Real Anti-Terrorist Coalition Required in Syria

Real Anti-Terrorist Coalition Required in Syria Real Anti-Terrorist Coalition Required in Syria

US airstrikes in Syria are ineffective as long as Washington fails to coordinate its actions with those battling terrorists on the ground, Syrian Foreign Minister Walid Muallem said, adding that Damascus fully supports the idea of a coalition genuinely committed to the cause.

The international community could have prevented much of the bloodshed in Syria by moving beyond empty declarations and sincerely respecting the obligations to fight terrorism, Walid Muallem said, RT reported.

“We want to ask the international community…what have you done to fulfill the UN Security Council resolutions adopted in accordance with Chapter 7 [of the UN Charter]?” Muallem said. “Did neighboring countries implement the Security Council resolutions on fighting terrorism? Not a single one.”

Russia has long insisted on the creation of an international anti-terrorist coalition that would coordinate its efforts with the Syrian Army battling the radical forces on the ground.
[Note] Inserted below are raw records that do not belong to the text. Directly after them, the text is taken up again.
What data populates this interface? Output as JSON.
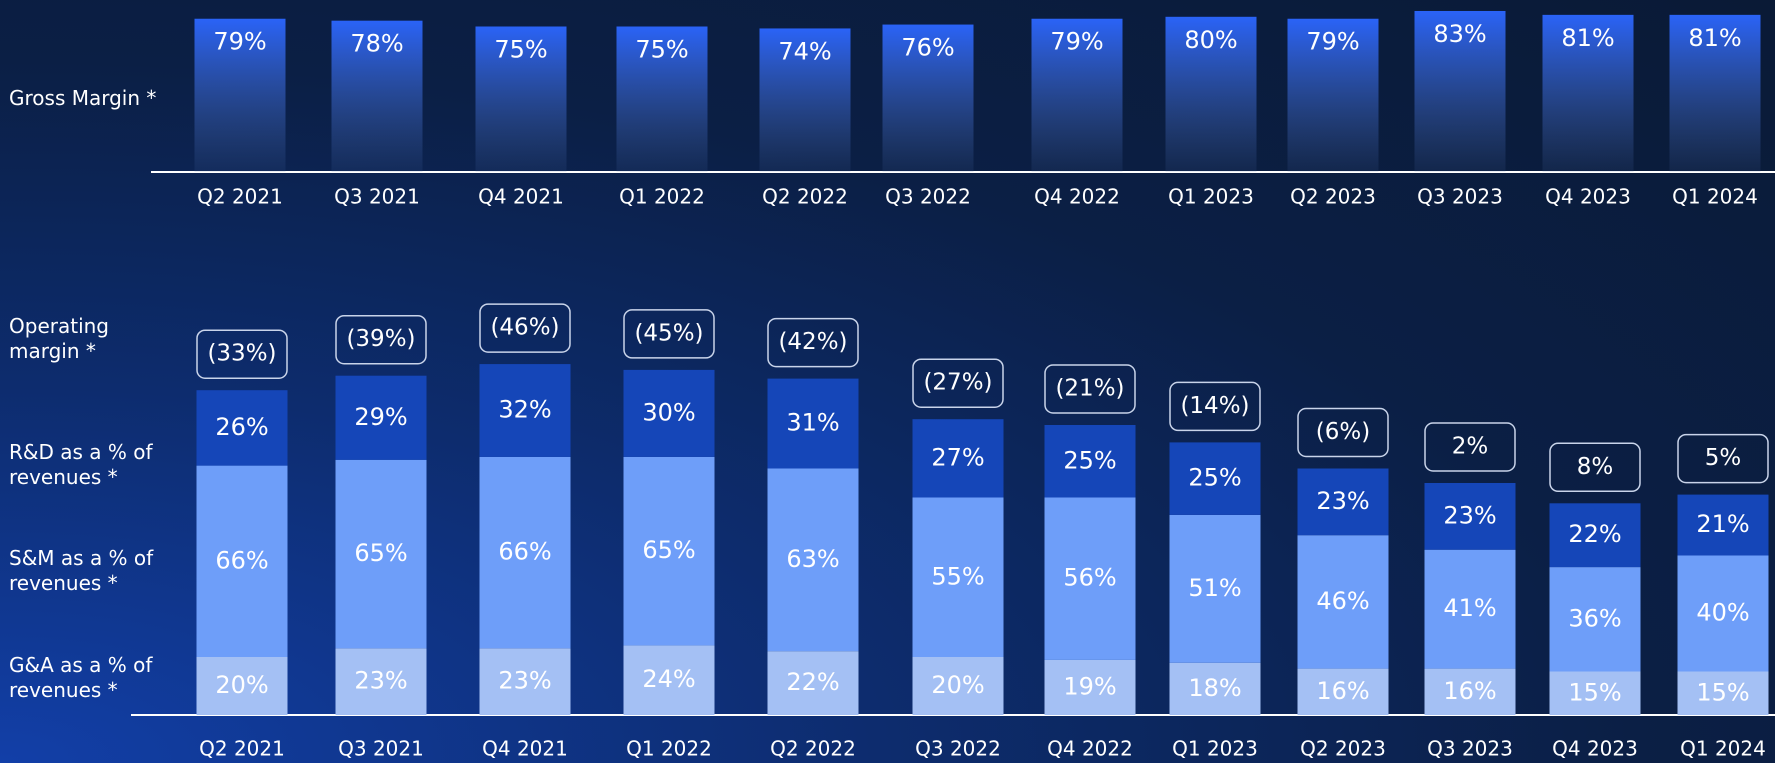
{
  "chart_data": [
    {
      "type": "bar",
      "label": "Gross Margin *",
      "categories": [
        "Q2 2021",
        "Q3 2021",
        "Q4 2021",
        "Q1 2022",
        "Q2 2022",
        "Q3 2022",
        "Q4 2022",
        "Q1 2023",
        "Q2 2023",
        "Q3 2023",
        "Q4 2023",
        "Q1 2024"
      ],
      "values": [
        79,
        78,
        75,
        75,
        74,
        76,
        79,
        80,
        79,
        83,
        81,
        81
      ],
      "value_labels": [
        "79%",
        "78%",
        "75%",
        "75%",
        "74%",
        "76%",
        "79%",
        "80%",
        "79%",
        "83%",
        "81%",
        "81%"
      ],
      "color": "#2a63f7"
    },
    {
      "type": "stacked_bar",
      "categories": [
        "Q2 2021",
        "Q3 2021",
        "Q4 2021",
        "Q1 2022",
        "Q2 2022",
        "Q3 2022",
        "Q4 2022",
        "Q1 2023",
        "Q2 2023",
        "Q3 2023",
        "Q4 2023",
        "Q1 2024"
      ],
      "series": [
        {
          "name": "G&A as a % of revenues *",
          "color": "#a4c0f4",
          "values": [
            20,
            23,
            23,
            24,
            22,
            20,
            19,
            18,
            16,
            16,
            15,
            15
          ],
          "value_labels": [
            "20%",
            "23%",
            "23%",
            "24%",
            "22%",
            "20%",
            "19%",
            "18%",
            "16%",
            "16%",
            "15%",
            "15%"
          ]
        },
        {
          "name": "S&M as a % of revenues *",
          "color": "#6e9ef9",
          "values": [
            66,
            65,
            66,
            65,
            63,
            55,
            56,
            51,
            46,
            41,
            36,
            40
          ],
          "value_labels": [
            "66%",
            "65%",
            "66%",
            "65%",
            "63%",
            "55%",
            "56%",
            "51%",
            "46%",
            "41%",
            "36%",
            "40%"
          ]
        },
        {
          "name": "R&D as a % of revenues *",
          "color": "#1546b8",
          "values": [
            26,
            29,
            32,
            30,
            31,
            27,
            25,
            25,
            23,
            23,
            22,
            21
          ],
          "value_labels": [
            "26%",
            "29%",
            "32%",
            "30%",
            "31%",
            "27%",
            "25%",
            "25%",
            "23%",
            "23%",
            "22%",
            "21%"
          ]
        }
      ],
      "annotation_series": {
        "name": "Operating margin *",
        "values": [
          -33,
          -39,
          -46,
          -45,
          -42,
          -27,
          -21,
          -14,
          -6,
          2,
          8,
          5
        ],
        "value_labels": [
          "(33%)",
          "(39%)",
          "(46%)",
          "(45%)",
          "(42%)",
          "(27%)",
          "(21%)",
          "(14%)",
          "(6%)",
          "2%",
          "8%",
          "5%"
        ]
      }
    }
  ]
}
Muallem says Damascus fully supports such an initiative.

“We declare that we are ready to coordinate our actions with any country in the world, which sincerely wished to fight terrorism in practice,” Muallem stated, adding that scrapping any support to terrorist groups would be essential proof of sincerity.
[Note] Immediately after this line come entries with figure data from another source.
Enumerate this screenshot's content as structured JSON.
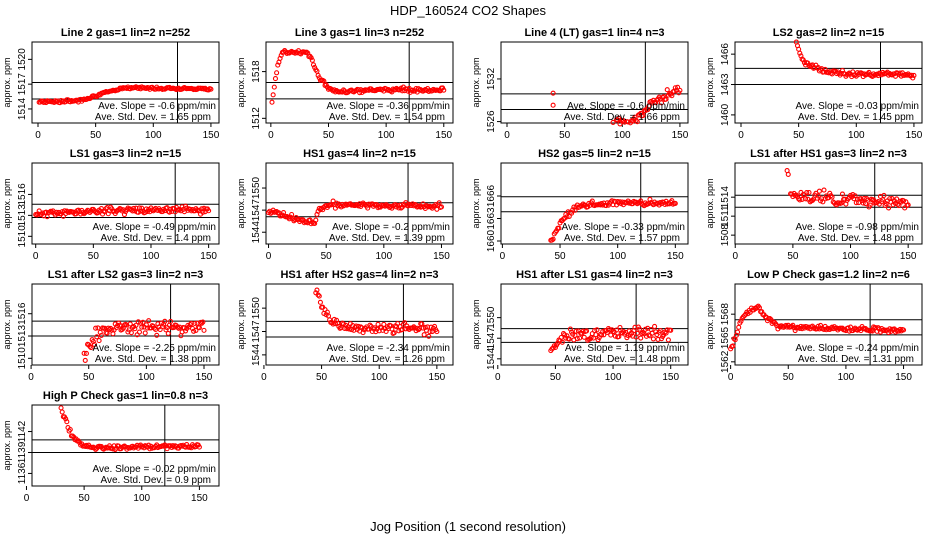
{
  "page": {
    "title": "HDP_160524  CO2 Shapes",
    "xlabel": "Jog Position (1 second resolution)",
    "ylabel": "approx. ppm",
    "point_color": "#ff0000"
  },
  "chart_data": [
    {
      "type": "scatter",
      "title": "Line 2 gas=1 lin=2 n=252",
      "xlim": [
        0,
        150
      ],
      "xticks": [
        0,
        50,
        100,
        150
      ],
      "ylim": [
        1512.3,
        1522.1
      ],
      "yticks": [
        1514,
        1517,
        1520
      ],
      "hlines": [
        1517.2,
        1515.2
      ],
      "vline": 121,
      "slope": "Ave. Slope = -0.6 ppm/min",
      "std": "Ave. Std. Dev. = 1.65 ppm",
      "start": 0,
      "gen": [
        1,
        1,
        [
          [
            0,
            1514.9
          ],
          [
            10,
            1514.9
          ],
          [
            20,
            1514.9
          ],
          [
            35,
            1515.0
          ],
          [
            45,
            1515.4
          ],
          [
            60,
            1516.0
          ],
          [
            75,
            1516.6
          ],
          [
            100,
            1516.5
          ],
          [
            125,
            1516.5
          ],
          [
            150,
            1516.4
          ]
        ],
        0.12
      ]
    },
    {
      "type": "scatter",
      "title": "Line 3 gas=1 lin=3 n=252",
      "xlim": [
        0,
        150
      ],
      "xticks": [
        0,
        50,
        100,
        150
      ],
      "ylim": [
        1511.4,
        1521.8
      ],
      "yticks": [
        1512,
        1518
      ],
      "hlines": [
        1516.6,
        1514.5
      ],
      "vline": 120,
      "slope": "Ave. Slope = -0.36 ppm/min",
      "std": "Ave. Std. Dev. = 1.54 ppm",
      "start": 1,
      "gen": [
        1,
        1,
        [
          [
            1,
            1514
          ],
          [
            3,
            1516
          ],
          [
            6,
            1519
          ],
          [
            10,
            1520.4
          ],
          [
            30,
            1520.5
          ],
          [
            36,
            1519.3
          ],
          [
            42,
            1517.2
          ],
          [
            50,
            1515.9
          ],
          [
            60,
            1515.4
          ],
          [
            80,
            1515.5
          ],
          [
            110,
            1515.7
          ],
          [
            150,
            1515.6
          ]
        ],
        0.2
      ]
    },
    {
      "type": "scatter",
      "title": "Line 4 (LT) gas=1 lin=4 n=3",
      "xlim": [
        0,
        150
      ],
      "xticks": [
        0,
        50,
        100,
        150
      ],
      "ylim": [
        1525.8,
        1537.2
      ],
      "yticks": [
        1526,
        1532
      ],
      "hlines": [
        1529.9,
        1527.7
      ],
      "vline": 120,
      "slope": "Ave. Slope = -0.6 ppm/min",
      "std": "Ave. Std. Dev. = 1.66 ppm",
      "start": 0,
      "pts": [
        [
          40,
          1530.0
        ],
        [
          40,
          1528.3
        ]
      ],
      "gen": [
        92,
        1,
        [
          [
            92,
            1525.8
          ],
          [
            108,
            1526.0
          ],
          [
            120,
            1527.7
          ],
          [
            130,
            1529.0
          ],
          [
            140,
            1529.8
          ],
          [
            150,
            1530.8
          ]
        ],
        0.55
      ]
    },
    {
      "type": "scatter",
      "title": "LS2 gas=2 lin=2 n=15",
      "xlim": [
        0,
        150
      ],
      "xticks": [
        0,
        50,
        100,
        150
      ],
      "ylim": [
        1459.2,
        1467.2
      ],
      "yticks": [
        1460,
        1463,
        1466
      ],
      "hlines": [
        1464.6,
        1463.0
      ],
      "vline": 121,
      "slope": "Ave. Slope = -0.03 ppm/min",
      "std": "Ave. Std. Dev. = 1.45 ppm",
      "start": 0,
      "gen": [
        48,
        1,
        [
          [
            48,
            1467.2
          ],
          [
            50,
            1466.4
          ],
          [
            55,
            1465.2
          ],
          [
            62,
            1464.7
          ],
          [
            75,
            1464.3
          ],
          [
            100,
            1464.0
          ],
          [
            125,
            1464.0
          ],
          [
            150,
            1463.9
          ]
        ],
        0.2
      ]
    },
    {
      "type": "scatter",
      "title": "LS1 gas=3 lin=2 n=15",
      "xlim": [
        0,
        150
      ],
      "xticks": [
        0,
        50,
        100,
        150
      ],
      "ylim": [
        1508.9,
        1520.5
      ],
      "yticks": [
        1510,
        1513,
        1516
      ],
      "hlines": [
        1514.6,
        1512.7
      ],
      "vline": 121,
      "slope": "Ave. Slope = -0.49 ppm/min",
      "std": "Ave. Std. Dev. = 1.4 ppm",
      "start": 2,
      "gen": [
        0,
        1,
        [
          [
            0,
            1513.2
          ],
          [
            30,
            1513.4
          ],
          [
            60,
            1513.7
          ],
          [
            100,
            1513.8
          ],
          [
            150,
            1513.7
          ]
        ],
        0.35
      ]
    },
    {
      "type": "scatter",
      "title": "HS1 gas=4 lin=2 n=15",
      "xlim": [
        0,
        150
      ],
      "xticks": [
        0,
        50,
        100,
        150
      ],
      "ylim": [
        1542.4,
        1553.4
      ],
      "yticks": [
        1544,
        1547,
        1550
      ],
      "hlines": [
        1548.0,
        1546.1
      ],
      "vline": 121,
      "slope": "Ave. Slope = -0.2 ppm/min",
      "std": "Ave. Std. Dev. = 1.39 ppm",
      "start": 3,
      "gen": [
        0,
        1,
        [
          [
            0,
            1546.8
          ],
          [
            20,
            1546.0
          ],
          [
            40,
            1545.2
          ],
          [
            43,
            1547.0
          ],
          [
            55,
            1547.8
          ],
          [
            100,
            1547.6
          ],
          [
            150,
            1547.5
          ]
        ],
        0.3
      ]
    },
    {
      "type": "scatter",
      "title": "HS2 gas=5 lin=2 n=15",
      "xlim": [
        0,
        150
      ],
      "xticks": [
        0,
        50,
        100,
        150
      ],
      "ylim": [
        1659.6,
        1670.4
      ],
      "yticks": [
        1660,
        1663,
        1666
      ],
      "hlines": [
        1665.9,
        1663.9
      ],
      "vline": 120,
      "slope": "Ave. Slope = -0.33 ppm/min",
      "std": "Ave. Std. Dev. = 1.57 ppm",
      "start": 4,
      "gen": [
        42,
        1,
        [
          [
            42,
            1659.9
          ],
          [
            48,
            1661.8
          ],
          [
            55,
            1663.4
          ],
          [
            65,
            1664.5
          ],
          [
            80,
            1665.0
          ],
          [
            100,
            1665.1
          ],
          [
            150,
            1665.0
          ]
        ],
        0.3
      ]
    },
    {
      "type": "scatter",
      "title": "LS1 after HS1 gas=3 lin=2 n=3",
      "xlim": [
        0,
        150
      ],
      "xticks": [
        0,
        50,
        100,
        150
      ],
      "ylim": [
        1506.6,
        1519.4
      ],
      "yticks": [
        1508,
        1511,
        1514
      ],
      "hlines": [
        1514.3,
        1512.4
      ],
      "vline": 121,
      "slope": "Ave. Slope = -0.98 ppm/min",
      "std": "Ave. Std. Dev. = 1.48 ppm",
      "start": 5,
      "pts": [
        [
          45,
          1518.2
        ],
        [
          46,
          1517.6
        ]
      ],
      "gen": [
        48,
        1,
        [
          [
            48,
            1514.2
          ],
          [
            80,
            1513.8
          ],
          [
            120,
            1513.4
          ],
          [
            150,
            1513.0
          ]
        ],
        0.75
      ]
    },
    {
      "type": "scatter",
      "title": "LS1 after LS2 gas=3 lin=2 n=3",
      "xlim": [
        0,
        150
      ],
      "xticks": [
        0,
        50,
        100,
        150
      ],
      "ylim": [
        1509.1,
        1520.0
      ],
      "yticks": [
        1510,
        1513,
        1516
      ],
      "hlines": [
        1515.0,
        1513.0
      ],
      "vline": 121,
      "slope": "Ave. Slope = -2.25 ppm/min",
      "std": "Ave. Std. Dev. = 1.38 ppm",
      "start": 6,
      "gen": [
        46,
        1,
        [
          [
            46,
            1510.5
          ],
          [
            55,
            1513.0
          ],
          [
            70,
            1514.0
          ],
          [
            100,
            1514.2
          ],
          [
            150,
            1514.3
          ]
        ],
        0.7
      ]
    },
    {
      "type": "scatter",
      "title": "HS1 after HS2 gas=4 lin=2 n=3",
      "xlim": [
        0,
        150
      ],
      "xticks": [
        0,
        50,
        100,
        150
      ],
      "ylim": [
        1542.7,
        1553.1
      ],
      "yticks": [
        1544,
        1547,
        1550
      ],
      "hlines": [
        1548.3,
        1546.3
      ],
      "vline": 121,
      "slope": "Ave. Slope = -2.34 ppm/min",
      "std": "Ave. Std. Dev. = 1.26 ppm",
      "start": 7,
      "gen": [
        45,
        1,
        [
          [
            45,
            1552.6
          ],
          [
            50,
            1550.0
          ],
          [
            60,
            1548.2
          ],
          [
            80,
            1547.4
          ],
          [
            110,
            1547.4
          ],
          [
            150,
            1547.3
          ]
        ],
        0.5
      ]
    },
    {
      "type": "scatter",
      "title": "HS1 after LS1 gas=4 lin=2 n=3",
      "xlim": [
        0,
        150
      ],
      "xticks": [
        0,
        50,
        100,
        150
      ],
      "ylim": [
        1543.1,
        1554.9
      ],
      "yticks": [
        1544,
        1547,
        1550
      ],
      "hlines": [
        1548.4,
        1546.4
      ],
      "vline": 120,
      "slope": "Ave. Slope = 1.19 ppm/min",
      "std": "Ave. Std. Dev. = 1.48 ppm",
      "start": 8,
      "gen": [
        46,
        1,
        [
          [
            46,
            1545.3
          ],
          [
            55,
            1547.2
          ],
          [
            80,
            1547.6
          ],
          [
            120,
            1547.9
          ],
          [
            150,
            1547.8
          ]
        ],
        0.7
      ]
    },
    {
      "type": "scatter",
      "title": "Low P Check gas=1.2 lin=2 n=6",
      "xlim": [
        0,
        150
      ],
      "xticks": [
        0,
        50,
        100,
        150
      ],
      "ylim": [
        1561.6,
        1571.8
      ],
      "yticks": [
        1562,
        1565,
        1568
      ],
      "hlines": [
        1567.3,
        1565.4
      ],
      "vline": 121,
      "slope": "Ave. Slope = -0.24 ppm/min",
      "std": "Ave. Std. Dev. = 1.31 ppm",
      "start": 9,
      "gen": [
        0,
        1,
        [
          [
            0,
            1563.4
          ],
          [
            5,
            1565.3
          ],
          [
            10,
            1567.6
          ],
          [
            15,
            1568.2
          ],
          [
            20,
            1568.8
          ],
          [
            25,
            1568.6
          ],
          [
            32,
            1567.6
          ],
          [
            40,
            1566.5
          ],
          [
            60,
            1566.3
          ],
          [
            100,
            1566.1
          ],
          [
            150,
            1565.9
          ]
        ],
        0.25
      ]
    },
    {
      "type": "scatter",
      "title": "High P Check gas=1 lin=0.8 n=3",
      "xlim": [
        0,
        150
      ],
      "xticks": [
        0,
        50,
        100,
        150
      ],
      "ylim": [
        1134.2,
        1145.8
      ],
      "yticks": [
        1136,
        1139,
        1142
      ],
      "hlines": [
        1140.8,
        1139.0
      ],
      "vline": 120,
      "slope": "Ave. Slope = -0.02 ppm/min",
      "std": "Ave. Std. Dev. = 0.9 ppm",
      "start": 10,
      "gen": [
        30,
        1,
        [
          [
            30,
            1145.2
          ],
          [
            34,
            1143.6
          ],
          [
            40,
            1141.3
          ],
          [
            48,
            1140.0
          ],
          [
            60,
            1139.7
          ],
          [
            100,
            1139.8
          ],
          [
            150,
            1139.9
          ]
        ],
        0.25
      ]
    }
  ]
}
“The US carries out airstrikes, but do not report their results, and the results are almost imperceptible,” Muallem stated.
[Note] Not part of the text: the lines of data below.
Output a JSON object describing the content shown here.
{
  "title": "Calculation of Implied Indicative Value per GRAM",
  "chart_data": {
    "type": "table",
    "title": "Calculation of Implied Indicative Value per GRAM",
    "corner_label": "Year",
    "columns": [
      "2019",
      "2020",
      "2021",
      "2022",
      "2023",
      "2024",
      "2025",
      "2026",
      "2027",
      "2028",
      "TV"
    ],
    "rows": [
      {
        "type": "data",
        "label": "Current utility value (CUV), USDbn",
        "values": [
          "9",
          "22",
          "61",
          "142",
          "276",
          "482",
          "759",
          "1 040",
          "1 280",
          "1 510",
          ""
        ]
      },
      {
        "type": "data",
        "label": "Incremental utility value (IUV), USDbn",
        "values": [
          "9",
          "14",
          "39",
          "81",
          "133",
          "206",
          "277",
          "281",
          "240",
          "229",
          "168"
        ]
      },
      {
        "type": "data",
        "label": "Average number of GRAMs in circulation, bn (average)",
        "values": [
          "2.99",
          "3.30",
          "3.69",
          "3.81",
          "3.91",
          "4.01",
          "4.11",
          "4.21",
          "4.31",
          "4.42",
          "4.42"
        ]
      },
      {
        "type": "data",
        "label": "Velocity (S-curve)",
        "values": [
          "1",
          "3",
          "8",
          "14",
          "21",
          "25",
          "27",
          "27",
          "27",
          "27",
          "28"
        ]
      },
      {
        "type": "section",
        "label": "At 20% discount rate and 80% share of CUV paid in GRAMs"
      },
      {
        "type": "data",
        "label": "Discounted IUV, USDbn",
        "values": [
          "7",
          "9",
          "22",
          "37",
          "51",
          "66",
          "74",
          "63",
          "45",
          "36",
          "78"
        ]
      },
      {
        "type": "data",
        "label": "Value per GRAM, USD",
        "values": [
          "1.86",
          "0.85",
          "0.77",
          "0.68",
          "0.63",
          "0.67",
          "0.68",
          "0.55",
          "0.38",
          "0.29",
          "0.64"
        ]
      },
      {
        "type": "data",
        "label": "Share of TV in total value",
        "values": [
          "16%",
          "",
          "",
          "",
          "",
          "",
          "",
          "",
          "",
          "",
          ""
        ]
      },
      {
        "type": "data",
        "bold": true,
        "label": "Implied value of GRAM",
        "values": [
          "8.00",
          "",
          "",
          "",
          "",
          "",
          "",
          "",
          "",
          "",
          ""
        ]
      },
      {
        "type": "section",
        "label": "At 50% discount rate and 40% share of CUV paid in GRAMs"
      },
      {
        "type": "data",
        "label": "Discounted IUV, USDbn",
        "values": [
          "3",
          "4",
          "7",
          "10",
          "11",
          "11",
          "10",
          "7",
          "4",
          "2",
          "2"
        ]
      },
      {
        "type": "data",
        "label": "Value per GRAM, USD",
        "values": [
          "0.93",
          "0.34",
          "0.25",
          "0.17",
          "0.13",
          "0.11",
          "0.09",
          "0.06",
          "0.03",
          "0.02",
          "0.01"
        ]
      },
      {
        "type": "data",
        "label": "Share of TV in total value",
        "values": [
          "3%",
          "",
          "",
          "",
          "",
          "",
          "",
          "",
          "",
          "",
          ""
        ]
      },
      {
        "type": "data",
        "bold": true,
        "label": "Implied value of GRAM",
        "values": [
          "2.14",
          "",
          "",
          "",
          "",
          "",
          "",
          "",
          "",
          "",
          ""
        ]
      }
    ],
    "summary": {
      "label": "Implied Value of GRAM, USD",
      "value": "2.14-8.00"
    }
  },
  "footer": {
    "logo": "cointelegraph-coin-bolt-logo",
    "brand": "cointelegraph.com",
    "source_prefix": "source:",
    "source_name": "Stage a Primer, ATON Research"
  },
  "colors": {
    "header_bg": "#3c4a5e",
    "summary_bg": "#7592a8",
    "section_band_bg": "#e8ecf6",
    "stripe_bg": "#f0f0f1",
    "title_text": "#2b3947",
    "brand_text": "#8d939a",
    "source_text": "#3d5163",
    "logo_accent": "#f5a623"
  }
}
In order for those strikes to have any real effect, Muallem believes that they must be coordinated with the Syrian Army, which is the only force in the country which can fight terrorist organizations Islamic State and Al-Nusra Front on the ground.

  Truce in Four Towns

A new temporary truce has begun between government and opposition forces in four Syrian towns, a group that monitors the Syrian conflict has reported.

Sunday’s ceasefire began in the militant-held towns of Zabadani and Madaya outside the capital, Damascus, and the government-held villages of Fouaa and Kafraya in the northwestern province of Idlib near the Turkish border, the Syrian Observatory for Human Rights said.

Last month, two truces in the four towns did not hold. It is not clear how long the new truce will last or who brokered it.

The UK-based observatory said that hours before the start of the truce, a coalition of militants led by Al-Nusra Front seized parts of Fouaa after fierce fighting against government forces.

At least 74 militants and 40 Syrian fighters have been killed in the area since militants on Wednesday launched a large-scale attack on Fouaa and Kafraya.

  Netanyahu Meets Putin

As reports of increased Russian military assistance to Syria, Benjamin Netanyahu flew to Moscow Monday to seek reassurance from President Vladimir Putin.

With fighter planes part of the rapid Russian buildup, Israel is worried about the threat of fire accidentally being traded with Russian forces.

A former strategic adviser to Netanyahu said the Israeli leader would try to work out ground rules with Putin about avoiding such clashes.

“It could come down to Israel and Russia agreeing to limit themselves to defined areas of operation in Syria, or even that they fly at daytime and we fly at night,” said the ex-adviser, who spoke on condition of anonymity.

Israel also fears that the top-of-the-line Russian military hardware may reach also to Hezbollah.

Sources close to Netanyahu said he would present Israeli intelligence accounts of past transfers of arms, some of them Russian-supplied, to Hezbollah, and seek reassurances Moscow would maintain control of its latest reinforcements.